Технически это гораздо сложнее. Это просто мой опыт, мой визуальный опыт. Вот посмотрите на это здание за окном: оно выглядит отвратительно, но вначале была архитектурная модель, и модель смотрелась отлично. Что происходит на пути от маленькой красивой модели к большому уродливому зданию? Теряются детали, теряется специфика, а это и есть то, что важно. Представьте эту чашку в уменьшенной модели — ободок на ней потерялся бы, не был бы виден. После Дюссельдорфа я поехал в Лондон — учиться в Голдсмитс, и там, просто в повседневном общении, понял, как важна разница между «a table» и «the table». Люди не говорят о столах вообще, они всегда говорят о конкретном столе — мир полон частностей и случайностей. Возьмите серию работ, посвященных Сноудену: это, конечно, не то конкретное помещение, в котором Эдвард Сноуден жил в Шереметьево, это обобщенный, родовой образ отеля, но в то же время это конкретное, специфическое пространство. Фотография требует конкретности и специфичности, она может создавать нарратив, только отталкиваясь от известной уникальности момента: насколько наполнен стакан водой, как лежит чайная ложка, и кофе в чашке становится конкретным кофе только потому, что он немного расплескался и на стенке чашки остался его след.
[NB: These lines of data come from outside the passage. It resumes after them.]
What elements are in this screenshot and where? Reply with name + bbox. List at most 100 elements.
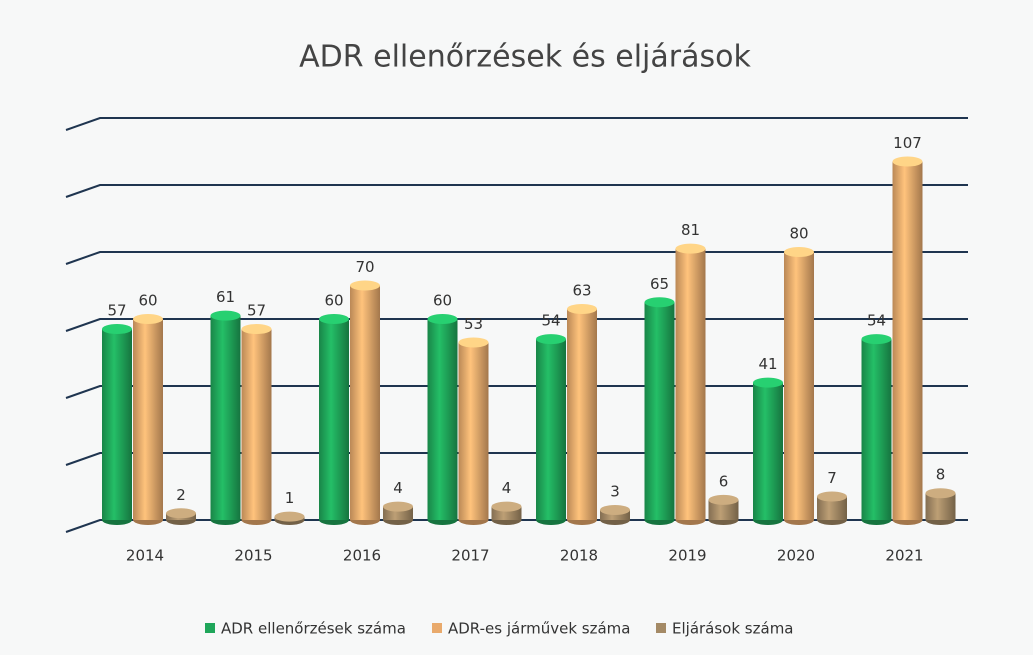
data-label: 57 <box>247 302 266 320</box>
cylinder-part <box>892 156 923 167</box>
cylinder <box>427 314 458 525</box>
data-label: 41 <box>758 355 777 373</box>
cylinder-part <box>133 319 163 520</box>
cylinder <box>861 334 892 525</box>
data-label: 81 <box>681 221 700 239</box>
data-label: 2 <box>176 486 186 504</box>
cylinder <box>166 508 196 525</box>
cylinder <box>784 247 814 525</box>
cylinder-part <box>350 280 380 291</box>
data-label: 8 <box>936 466 946 484</box>
legend-label: ADR ellenőrzések száma <box>221 620 406 638</box>
cylinder <box>753 377 783 525</box>
grid-line <box>65 117 968 131</box>
cylinder-part <box>133 314 163 324</box>
x-tick-label: 2014 <box>126 547 164 565</box>
cylinder <box>319 314 349 525</box>
cylinder-part <box>536 334 566 345</box>
cylinder-part <box>536 339 566 520</box>
cylinder-part <box>784 247 814 257</box>
cylinder <box>567 303 597 525</box>
cylinder <box>708 494 739 525</box>
data-label: 4 <box>393 479 403 497</box>
data-label: 63 <box>572 281 591 299</box>
data-label: 70 <box>355 258 374 276</box>
data-label: 57 <box>107 302 126 320</box>
cylinder-part <box>861 339 892 520</box>
cylinder-part <box>753 382 783 520</box>
cylinder-part <box>675 243 706 254</box>
cylinder-part <box>491 501 522 512</box>
cylinder-part <box>784 252 814 520</box>
chart-title: ADR ellenőrzések és eljárások <box>299 40 751 75</box>
cylinder-part <box>567 303 597 314</box>
cylinder-part <box>600 509 630 520</box>
cylinder-part <box>644 302 675 520</box>
cylinder-part <box>861 334 892 345</box>
cylinder-part <box>925 488 956 499</box>
cylinder <box>491 501 522 525</box>
cylinder-part <box>427 314 458 324</box>
data-label: 53 <box>464 315 483 333</box>
cylinder <box>102 324 132 525</box>
cylinder <box>600 504 630 525</box>
data-label: 54 <box>867 312 886 330</box>
data-label: 60 <box>138 292 157 310</box>
data-label: 60 <box>324 292 343 310</box>
x-tick-label: 2017 <box>451 547 489 565</box>
data-label: 3 <box>610 482 620 500</box>
cylinder <box>350 280 380 525</box>
cylinder-part <box>241 329 272 520</box>
x-tick-label: 2020 <box>777 547 815 565</box>
cylinder-part <box>383 501 413 512</box>
cylinder-part <box>817 496 847 520</box>
cylinder <box>458 337 489 525</box>
cylinder-part <box>210 310 241 321</box>
data-label: 65 <box>650 275 669 293</box>
cylinder <box>274 511 305 525</box>
data-label: 6 <box>719 472 729 490</box>
data-label: 61 <box>216 288 235 306</box>
cylinder-part <box>708 494 739 505</box>
cylinder-part <box>600 504 630 515</box>
cylinder <box>892 156 923 525</box>
cylinder <box>210 310 241 525</box>
cylinder-part <box>892 161 923 521</box>
legend-label: ADR-es járművek száma <box>448 620 630 638</box>
data-label: 107 <box>893 134 922 152</box>
cylinder-part <box>753 377 783 388</box>
cylinder <box>383 501 413 525</box>
cylinder-part <box>458 337 489 348</box>
cylinder <box>675 243 706 525</box>
data-label: 54 <box>541 312 560 330</box>
cylinder <box>925 488 956 525</box>
cylinder-part <box>319 319 349 520</box>
cylinder <box>817 491 847 525</box>
cylinder-part <box>274 511 305 522</box>
data-label: 4 <box>502 479 512 497</box>
data-label: 80 <box>789 225 808 243</box>
cylinder-part <box>567 308 597 520</box>
data-label: 1 <box>285 489 295 507</box>
cylinder-part <box>644 297 675 308</box>
x-tick-label: 2016 <box>343 547 381 565</box>
legend-label: Eljárások száma <box>672 620 794 638</box>
cylinder <box>133 314 163 525</box>
cylinder <box>644 297 675 525</box>
x-tick-label: 2021 <box>885 547 923 565</box>
cylinder-part <box>350 285 380 520</box>
legend-swatch <box>656 623 666 633</box>
x-tick-label: 2018 <box>560 547 598 565</box>
cylinder <box>241 324 272 525</box>
grid-line <box>65 184 968 198</box>
legend-swatch <box>205 623 215 633</box>
cylinder-part <box>427 319 458 520</box>
cylinder-part <box>102 324 132 335</box>
cylinder-part <box>210 315 241 520</box>
data-label: 7 <box>827 469 837 487</box>
cylinder-part <box>817 491 847 502</box>
data-label: 60 <box>433 292 452 310</box>
cylinder-part <box>708 499 739 520</box>
legend-swatch <box>432 623 442 633</box>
То есть вы живете в аристотелевском мире, не в платоновском?
Абсолютно точно.
Еще одна категория из арсенала теории искусства, без которой нам не обойтись, это пространство. Модернизм был одержим идеей чистоты пространственных ценностей — форм, объема, линии, цвета. Но пространства, которые вы воссоздаете, несмотря на эту видимую чистоту, всегда нагружены политически. Сообщая этим местам политические, исторические подтексты, вы соединяете пространство и время?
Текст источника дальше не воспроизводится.